This guideline concerns the analysis of some text summary models using to improve digital reading of scientific papers. Three language models for the abstractive summarization approach have been selected and tested, with the aim of choosing the one that best summarises the content of each section of the paper, i.e. that is ables to extract the essential information and render the general sense of the source text coherently, generating new data correctly from the original text.
Two types of summaries are generated by the scripts in this repository: keyword bigrams, extracted using the Keybert language model, and abstractive summaries generated by the T5 transformers model.
The selected corpus consists of 130 Open Access english scientific papers related to the fields of communication and education from the Spanish Journal "Comunicar: Scientific Journal of Media Education" [https://doi.org/10.3916/comunicar]. All the articles follow the IMRaD structure and are downloadable in xml format directly from the journal website.
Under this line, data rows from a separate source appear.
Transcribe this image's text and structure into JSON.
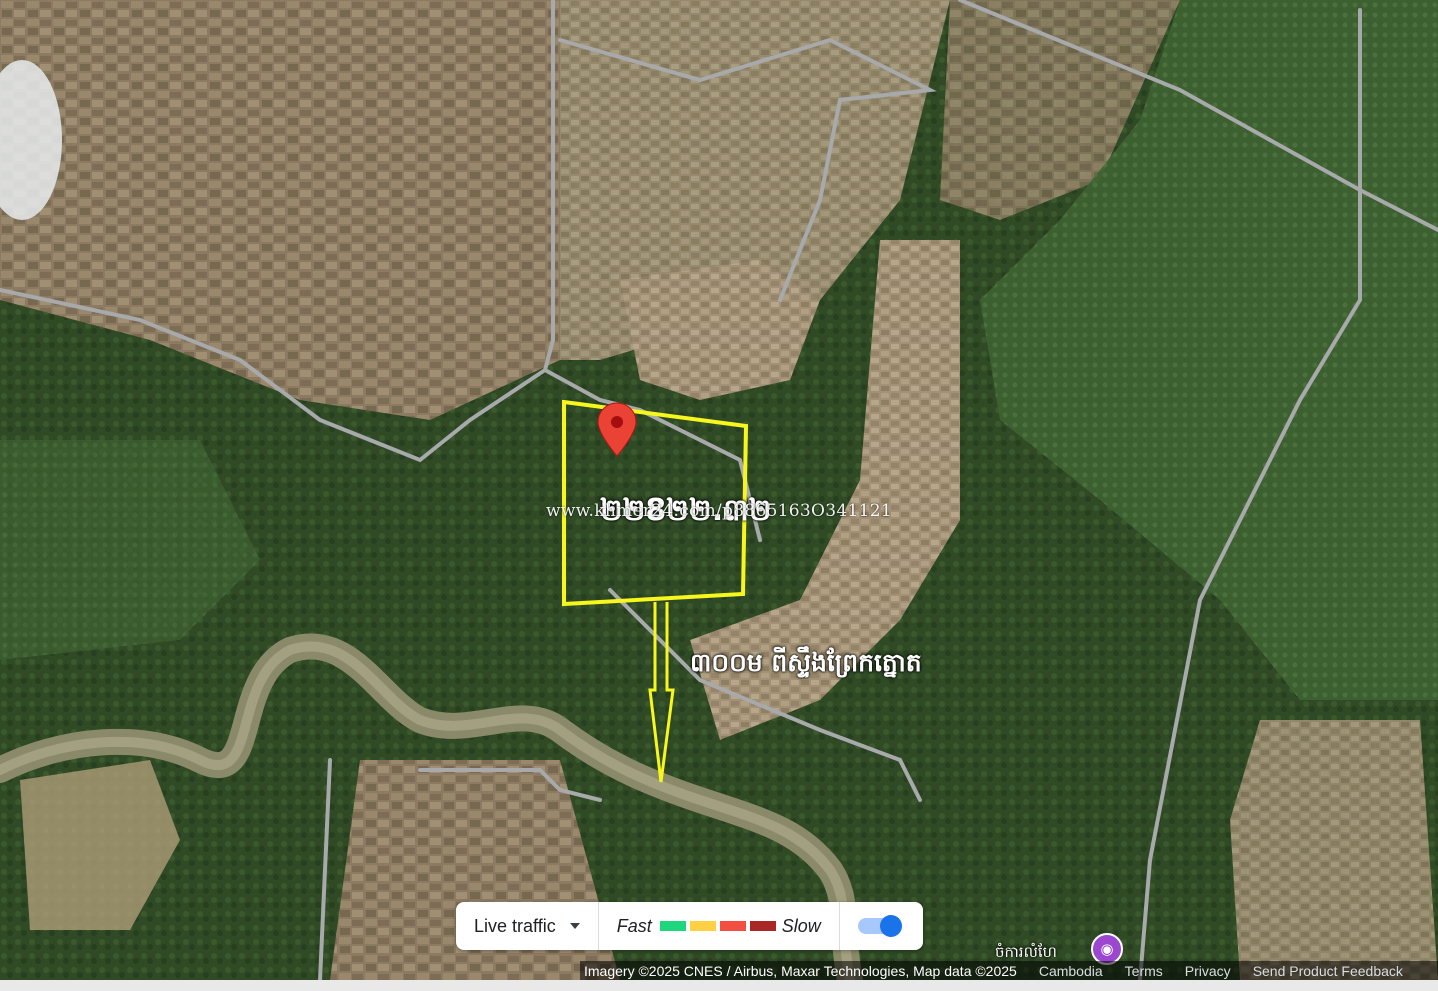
{
  "map": {
    "type": "satellite",
    "area_label": "២២8២២.៣២",
    "distance_label": "៣០០ម ពីស្ទឹងព្រែកត្នោត",
    "watermark": "www.khmer24.com/p8865163O341121",
    "colors": {
      "annotation": "#f7f71d",
      "pin": "#ea4335",
      "river": "#8a8a6a",
      "forest": "#2f4a25"
    }
  },
  "traffic": {
    "live_label": "Live traffic",
    "fast_label": "Fast",
    "slow_label": "Slow",
    "legend_colors": [
      "#1ed67c",
      "#ffcf44",
      "#f24e42",
      "#a92727"
    ],
    "toggle_on": true
  },
  "poi": {
    "label": "ចំការលំហែ",
    "icon": "camera-icon"
  },
  "attribution": {
    "imagery": "Imagery ©2025 CNES / Airbus, Maxar Technologies, Map data ©2025",
    "country": "Cambodia",
    "terms": "Terms",
    "privacy": "Privacy",
    "feedback": "Send Product Feedback"
  }
}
This journal was selected according to its active indexations 2022: it is a representative of national journals well positioned in the quartile (Q1) among scientific journals in the Social Sciences: Communication, Education and Cultural Studies.
Three language models, based on the abstractive summarization approach, have been analysed in the study: BART (Lewis et al., 2019), PEGASUS (Zhang et al., 2020) and T5 (Raffel et al., 2020).
For the evaluation of the extracted summaries, three levels of text quality measurement were established based on what in our opinion is a proper text assessment, which consist of the following intrinsic measurements:
- Content:
- The content of the summary is relevant and coherent
- The summary is complete, the main ideas have been selected
- Spelling and Morphological correctness:
- The spelling is correct
- The morphosyntactic is correct
- The punctuation is appropriate
- Vocabulary and Style:
- The summary is not identical to the original text, it rather introduces new data (sentences)
- The length of the summary is suitable
Based on these considerations, the human evaluations have been conducted using five ranking levels according to the Mean Opinion Score (MOS) scale (Streijl et al., 2016; Iskender et al., 2021):
- Bad
- Poor
- Fair
- Good
- Excellent